Red Crossing: Nick Tobier and Roland Graf at the Split Biennial
This year, Red Crossing, a participatory public art project by Stamps Professors Nick Tobier and Roland Graf, transformed the ancient Peristyl of Split — a UNESCO World Heritage site at the heart of Diocletian’s Palace — into a space of community and creativity.
As part of the 42nd Split Salon, themed REGENERATION, the project invited participants to collectively raise a buoyant red walkway, reshaping the historic square into a vibrant zone of cooperation and joy. Drawing inspiration from Split’s traditional game of picking — where players collaborate to keep a ball aloft in shallow water—Red Crossing encouraged teams to find rhythms, blending individual expression with collective action.
The project redefines the role of public spaces, moving beyond spectatorship to active participation. Echoing Brett Rolfe’s concept of “innovative hothouses,” Red Crossing demonstrates how small, creative actions can spark powerful, joyful, and transformative moments in real life. With minimal material and willing collaborators, these acts offer a vision of inclusion, challenging the displacement and commercialization caused by mass tourism in Split’s urban core.

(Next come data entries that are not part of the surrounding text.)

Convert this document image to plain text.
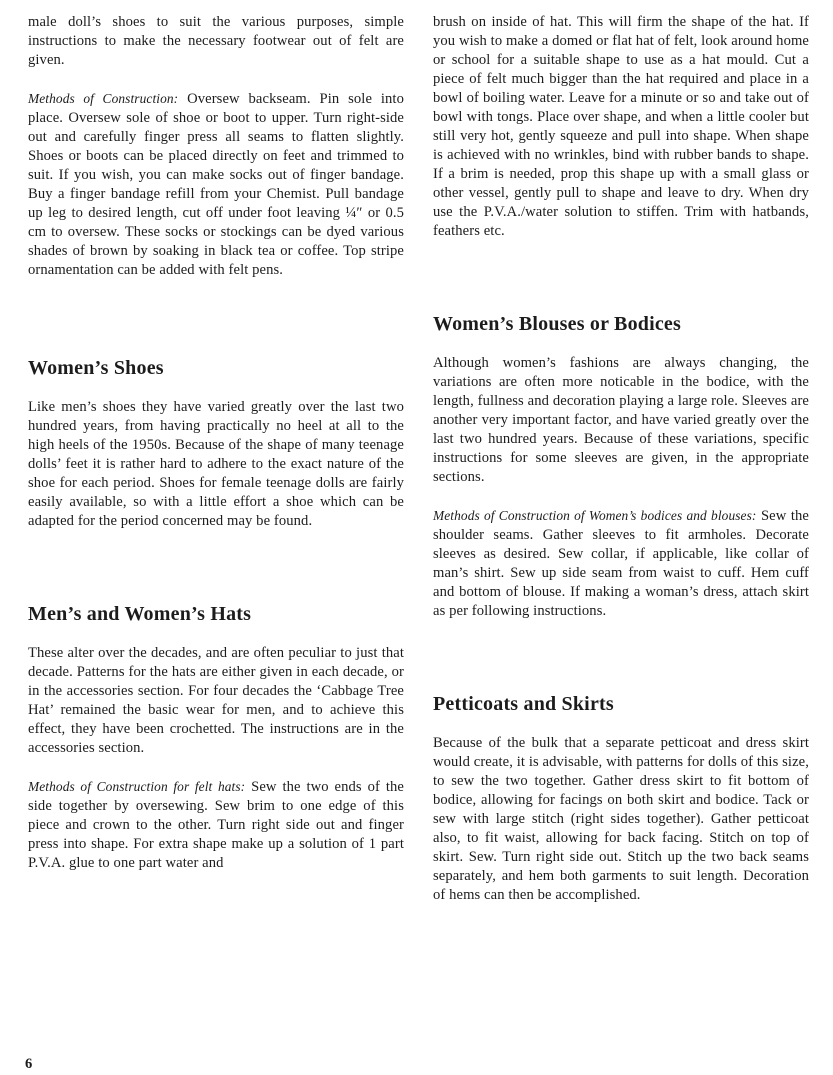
male doll’s shoes to suit the various purposes, simple instructions to make the necessary footwear out of felt are given.

Methods of Construction: Oversew backseam. Pin sole into place. Oversew sole of shoe or boot to upper. Turn right-side out and carefully finger press all seams to flatten slightly. Shoes or boots can be placed directly on feet and trimmed to suit. If you wish, you can make socks out of finger bandage. Buy a finger bandage refill from your Chemist. Pull bandage up leg to desired length, cut off under foot leaving ¼″ or 0.5 cm to oversew. These socks or stockings can be dyed various shades of brown by soaking in black tea or coffee. Top stripe ornamentation can be added with felt pens.

Women’s Shoes

Like men’s shoes they have varied greatly over the last two hundred years, from having practically no heel at all to the high heels of the 1950s. Because of the shape of many teenage dolls’ feet it is rather hard to adhere to the exact nature of the shoe for each period. Shoes for female teenage dolls are fairly easily available, so with a little effort a shoe which can be adapted for the period concerned may be found.

Men’s and Women’s Hats

These alter over the decades, and are often peculiar to just that decade. Patterns for the hats are either given in each decade, or in the accessories section. For four decades the ‘Cabbage Tree Hat’ remained the basic wear for men, and to achieve this effect, they have been crochetted. The instructions are in the accessories section.

Methods of Construction for felt hats: Sew the two ends of the side together by oversewing. Sew brim to one edge of this piece and crown to the other. Turn right side out and finger press into shape. For extra shape make up a solution of 1 part P.V.A. glue to one part water and

brush on inside of hat. This will firm the shape of the hat. If you wish to make a domed or flat hat of felt, look around home or school for a suitable shape to use as a hat mould. Cut a piece of felt much bigger than the hat required and place in a bowl of boiling water. Leave for a minute or so and take out of bowl with tongs. Place over shape, and when a little cooler but still very hot, gently squeeze and pull into shape. When shape is achieved with no wrinkles, bind with rubber bands to shape. If a brim is needed, prop this shape up with a small glass or other vessel, gently pull to shape and leave to dry. When dry use the P.V.A./water solution to stiffen. Trim with hatbands, feathers etc.

Women’s Blouses or Bodices

Although women’s fashions are always changing, the variations are often more noticable in the bodice, with the length, fullness and decoration playing a large role. Sleeves are another very important factor, and have varied greatly over the last two hundred years. Because of these variations, specific instructions for some sleeves are given, in the appropriate sections.

Methods of Construction of Women’s bodices and blouses: Sew the shoulder seams. Gather sleeves to fit armholes. Decorate sleeves as desired. Sew collar, if applicable, like collar of man’s shirt. Sew up side seam from waist to cuff. Hem cuff and bottom of blouse. If making a woman’s dress, attach skirt as per following instructions.

Petticoats and Skirts

Because of the bulk that a separate petticoat and dress skirt would create, it is advisable, with patterns for dolls of this size, to sew the two together. Gather dress skirt to fit bottom of bodice, allowing for facings on both skirt and bodice. Tack or sew with large stitch (right sides together). Gather petticoat also, to fit waist, allowing for back facing. Stitch on top of skirt. Sew. Turn right side out. Stitch up the two back seams separately, and hem both garments to suit length. Decoration of hems can then be accomplished.

6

This intervention aligns with a historical dialogue of artistic actions in Split, including the 1968 Red Peristyl, a radical act of painting the square red to disrupt order and decorum. Subsequent works, such as Ante Kuštre’s Green Peristyl (1988) and Igor Grubić’s Black Sphere (1998), continued to interrogate authority, consumption, and environmental themes. With Red Crossing, Tobier and Graf engage this legacy, offering a participatory antidote to the creeping spectatorship and commerce dominating public spaces.
Part of the Split Salon’s broader exploration of renewal and transformation, Red Crossing embodies the Salon’s mission to tackle contemporary global and local issues — environmental sustainability, socio-political change, and urban revitalization — through creative and often poetic interventions. The 42nd Split Salon, under the curatorial leadership of Jasmine Šarić, represents a landmark in Dalmatian art, showcasing works across the city and inviting artists and the public to reimagine the role of art in shaping society.